All this is folded within a multimedia cocoon -- the work of Wilson himself and such collaborators as East German playwright Heiner Mu ller, set designer Tom Kamm, costumer Yoshio Yabara, lighting designer Jennifer Tipton, composers Hans Peter Kuhn, Michael Galasso, Philip Glass and others, and a battery of filmmakers and projectionists. The multiple role portrayals by the ART cast of eight principal actors and an ensemble of 18 are surrounded with layers of verbal text, sound, music, scrims, ramps, traps, visuals and props that make for a continuous, characteristically slow-moving and repetitive sensory web.
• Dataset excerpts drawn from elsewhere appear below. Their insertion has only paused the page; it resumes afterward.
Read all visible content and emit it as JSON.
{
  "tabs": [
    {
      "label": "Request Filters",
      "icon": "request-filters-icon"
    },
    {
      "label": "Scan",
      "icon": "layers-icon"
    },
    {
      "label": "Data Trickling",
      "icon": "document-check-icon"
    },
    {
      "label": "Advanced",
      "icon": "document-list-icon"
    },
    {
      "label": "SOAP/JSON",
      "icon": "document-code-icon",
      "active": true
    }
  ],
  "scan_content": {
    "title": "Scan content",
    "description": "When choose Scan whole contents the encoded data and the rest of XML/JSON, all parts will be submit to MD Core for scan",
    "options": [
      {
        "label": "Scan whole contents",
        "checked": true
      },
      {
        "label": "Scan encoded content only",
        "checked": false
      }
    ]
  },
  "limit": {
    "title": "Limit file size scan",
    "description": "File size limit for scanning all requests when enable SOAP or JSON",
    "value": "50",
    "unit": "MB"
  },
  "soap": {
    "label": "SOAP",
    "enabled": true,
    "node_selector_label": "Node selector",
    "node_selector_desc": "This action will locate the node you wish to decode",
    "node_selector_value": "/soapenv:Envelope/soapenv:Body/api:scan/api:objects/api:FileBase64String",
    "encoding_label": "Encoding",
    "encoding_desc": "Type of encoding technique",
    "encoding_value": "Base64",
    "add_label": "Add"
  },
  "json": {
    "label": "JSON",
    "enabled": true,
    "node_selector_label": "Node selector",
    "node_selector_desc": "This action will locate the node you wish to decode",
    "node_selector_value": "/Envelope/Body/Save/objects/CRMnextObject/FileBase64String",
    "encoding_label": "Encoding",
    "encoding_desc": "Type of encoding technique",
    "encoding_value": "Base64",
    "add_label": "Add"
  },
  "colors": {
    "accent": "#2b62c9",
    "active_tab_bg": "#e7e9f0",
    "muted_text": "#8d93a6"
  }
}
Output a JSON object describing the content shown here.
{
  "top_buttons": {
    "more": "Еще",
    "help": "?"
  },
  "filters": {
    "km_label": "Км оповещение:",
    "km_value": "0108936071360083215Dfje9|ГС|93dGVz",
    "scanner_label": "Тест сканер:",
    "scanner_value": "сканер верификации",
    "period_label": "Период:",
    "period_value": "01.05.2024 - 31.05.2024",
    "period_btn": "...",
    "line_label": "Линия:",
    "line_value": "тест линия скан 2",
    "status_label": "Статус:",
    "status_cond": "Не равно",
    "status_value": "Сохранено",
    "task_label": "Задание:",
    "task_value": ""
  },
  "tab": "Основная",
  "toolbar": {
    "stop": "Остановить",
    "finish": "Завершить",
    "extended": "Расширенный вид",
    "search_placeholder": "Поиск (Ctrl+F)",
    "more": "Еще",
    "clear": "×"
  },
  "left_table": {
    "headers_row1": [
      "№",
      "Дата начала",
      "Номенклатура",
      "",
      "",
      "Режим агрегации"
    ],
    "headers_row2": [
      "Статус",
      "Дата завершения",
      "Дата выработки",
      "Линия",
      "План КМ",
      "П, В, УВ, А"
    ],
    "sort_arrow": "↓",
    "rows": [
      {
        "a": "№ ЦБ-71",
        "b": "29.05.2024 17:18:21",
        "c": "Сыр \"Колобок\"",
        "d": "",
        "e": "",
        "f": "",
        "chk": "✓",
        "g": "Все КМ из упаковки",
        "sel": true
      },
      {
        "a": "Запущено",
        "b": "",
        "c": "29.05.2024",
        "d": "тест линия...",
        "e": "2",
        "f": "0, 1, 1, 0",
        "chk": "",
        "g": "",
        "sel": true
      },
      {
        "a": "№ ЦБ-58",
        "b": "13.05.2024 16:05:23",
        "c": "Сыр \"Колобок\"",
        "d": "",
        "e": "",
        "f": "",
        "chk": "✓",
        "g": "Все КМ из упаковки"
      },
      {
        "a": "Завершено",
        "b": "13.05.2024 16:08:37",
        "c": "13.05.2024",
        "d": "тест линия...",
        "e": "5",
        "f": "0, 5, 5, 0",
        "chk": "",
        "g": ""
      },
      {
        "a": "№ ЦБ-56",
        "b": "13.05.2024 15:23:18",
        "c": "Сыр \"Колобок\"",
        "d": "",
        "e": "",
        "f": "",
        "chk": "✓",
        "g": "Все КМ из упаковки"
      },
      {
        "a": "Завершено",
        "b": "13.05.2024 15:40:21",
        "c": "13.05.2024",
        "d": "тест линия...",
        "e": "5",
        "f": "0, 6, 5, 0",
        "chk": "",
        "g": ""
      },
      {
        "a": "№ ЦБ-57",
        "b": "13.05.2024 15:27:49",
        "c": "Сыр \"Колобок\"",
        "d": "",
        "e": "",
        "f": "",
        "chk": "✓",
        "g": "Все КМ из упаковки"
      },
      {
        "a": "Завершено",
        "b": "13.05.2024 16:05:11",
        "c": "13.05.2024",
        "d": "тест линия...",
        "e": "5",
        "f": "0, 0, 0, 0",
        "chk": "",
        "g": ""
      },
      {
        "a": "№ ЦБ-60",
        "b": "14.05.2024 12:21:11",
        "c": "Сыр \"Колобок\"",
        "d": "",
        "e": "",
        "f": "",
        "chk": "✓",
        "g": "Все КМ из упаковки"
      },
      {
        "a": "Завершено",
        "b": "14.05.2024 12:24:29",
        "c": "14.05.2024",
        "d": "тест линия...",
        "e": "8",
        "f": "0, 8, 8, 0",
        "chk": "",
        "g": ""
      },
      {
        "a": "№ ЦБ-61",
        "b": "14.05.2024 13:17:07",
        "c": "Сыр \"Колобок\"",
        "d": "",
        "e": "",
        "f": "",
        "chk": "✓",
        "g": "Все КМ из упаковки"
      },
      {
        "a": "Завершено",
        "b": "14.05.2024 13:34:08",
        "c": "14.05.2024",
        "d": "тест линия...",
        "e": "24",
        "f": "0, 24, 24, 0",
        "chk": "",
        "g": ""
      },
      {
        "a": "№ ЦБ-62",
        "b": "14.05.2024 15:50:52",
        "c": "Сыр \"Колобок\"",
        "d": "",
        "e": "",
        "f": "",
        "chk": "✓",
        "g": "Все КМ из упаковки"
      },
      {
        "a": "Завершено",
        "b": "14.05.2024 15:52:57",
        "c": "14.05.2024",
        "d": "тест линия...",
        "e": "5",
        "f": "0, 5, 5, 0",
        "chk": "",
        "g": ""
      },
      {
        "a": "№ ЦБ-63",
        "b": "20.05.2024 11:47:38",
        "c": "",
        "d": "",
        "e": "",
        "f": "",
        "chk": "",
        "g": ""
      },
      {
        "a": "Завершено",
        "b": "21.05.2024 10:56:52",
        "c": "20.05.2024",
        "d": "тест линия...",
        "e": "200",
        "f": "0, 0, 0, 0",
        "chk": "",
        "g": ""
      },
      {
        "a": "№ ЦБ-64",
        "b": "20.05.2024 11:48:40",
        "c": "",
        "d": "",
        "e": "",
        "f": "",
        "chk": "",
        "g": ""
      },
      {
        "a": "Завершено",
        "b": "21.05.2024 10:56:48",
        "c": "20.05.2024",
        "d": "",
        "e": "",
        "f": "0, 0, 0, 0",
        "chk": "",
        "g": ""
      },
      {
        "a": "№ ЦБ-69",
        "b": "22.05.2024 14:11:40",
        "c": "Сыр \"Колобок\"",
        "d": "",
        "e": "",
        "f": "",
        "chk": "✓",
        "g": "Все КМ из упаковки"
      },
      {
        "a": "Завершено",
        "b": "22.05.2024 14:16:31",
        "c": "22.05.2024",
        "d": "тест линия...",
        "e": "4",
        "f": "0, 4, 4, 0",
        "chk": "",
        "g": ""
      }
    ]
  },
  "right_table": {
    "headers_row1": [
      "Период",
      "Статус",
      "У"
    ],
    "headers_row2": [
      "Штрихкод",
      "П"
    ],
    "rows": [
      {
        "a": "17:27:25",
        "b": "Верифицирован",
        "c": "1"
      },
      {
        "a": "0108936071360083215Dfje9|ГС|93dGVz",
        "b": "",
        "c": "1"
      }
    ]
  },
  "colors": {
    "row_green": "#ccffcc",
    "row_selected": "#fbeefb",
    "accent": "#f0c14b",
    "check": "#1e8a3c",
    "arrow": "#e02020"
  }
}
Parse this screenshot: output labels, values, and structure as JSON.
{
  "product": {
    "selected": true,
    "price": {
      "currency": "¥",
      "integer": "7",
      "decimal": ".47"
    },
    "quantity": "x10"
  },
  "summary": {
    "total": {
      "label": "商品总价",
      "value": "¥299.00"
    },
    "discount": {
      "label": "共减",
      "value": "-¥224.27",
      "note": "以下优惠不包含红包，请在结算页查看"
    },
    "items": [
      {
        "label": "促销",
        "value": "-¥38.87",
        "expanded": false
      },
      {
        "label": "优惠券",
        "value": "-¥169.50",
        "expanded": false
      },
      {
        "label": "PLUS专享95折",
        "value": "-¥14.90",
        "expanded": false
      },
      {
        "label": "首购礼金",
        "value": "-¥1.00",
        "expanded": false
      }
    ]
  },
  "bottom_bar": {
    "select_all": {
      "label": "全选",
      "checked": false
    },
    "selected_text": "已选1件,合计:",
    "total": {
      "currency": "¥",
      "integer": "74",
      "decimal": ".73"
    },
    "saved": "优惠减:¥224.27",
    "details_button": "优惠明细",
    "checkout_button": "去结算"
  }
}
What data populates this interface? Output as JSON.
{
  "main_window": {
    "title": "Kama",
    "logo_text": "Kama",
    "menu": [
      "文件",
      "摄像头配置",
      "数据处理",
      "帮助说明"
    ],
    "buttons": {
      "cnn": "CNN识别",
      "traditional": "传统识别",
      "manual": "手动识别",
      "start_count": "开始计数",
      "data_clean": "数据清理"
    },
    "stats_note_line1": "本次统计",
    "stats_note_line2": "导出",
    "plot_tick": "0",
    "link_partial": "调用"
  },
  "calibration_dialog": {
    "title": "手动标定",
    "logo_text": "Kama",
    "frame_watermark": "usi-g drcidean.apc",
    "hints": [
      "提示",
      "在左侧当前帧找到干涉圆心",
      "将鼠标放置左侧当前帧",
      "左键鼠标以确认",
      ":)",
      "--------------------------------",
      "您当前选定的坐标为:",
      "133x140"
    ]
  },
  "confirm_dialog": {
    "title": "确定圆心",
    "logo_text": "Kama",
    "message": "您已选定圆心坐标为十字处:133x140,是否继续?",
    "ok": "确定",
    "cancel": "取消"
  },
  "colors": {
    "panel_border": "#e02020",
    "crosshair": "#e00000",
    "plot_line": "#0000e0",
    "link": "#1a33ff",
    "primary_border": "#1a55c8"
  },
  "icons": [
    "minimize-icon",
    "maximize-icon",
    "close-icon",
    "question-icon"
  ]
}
There are lapses and saggings, but mostly it's the genius of Wilson to orchestrate these elements into an integrated experience that, while only dimly explicable in rational terms, generates tremendous wonder, surprise and feeling. It's as if Wilson's eye burrows deeply into our unconscious store of memory and emotion, and uncovers astonishing connections that lurk there waiting to be switched on. It's the method of collage, heightened to an extraordinary revelatory power by an artist with a nearly infallible instinct for the reconciliation of opposites. As Robert Brustein, artistic director of ART, recently put it, Wilson "launches the theater into new dimensions of the unknown, propelling our imaginations into the expanding universe of art."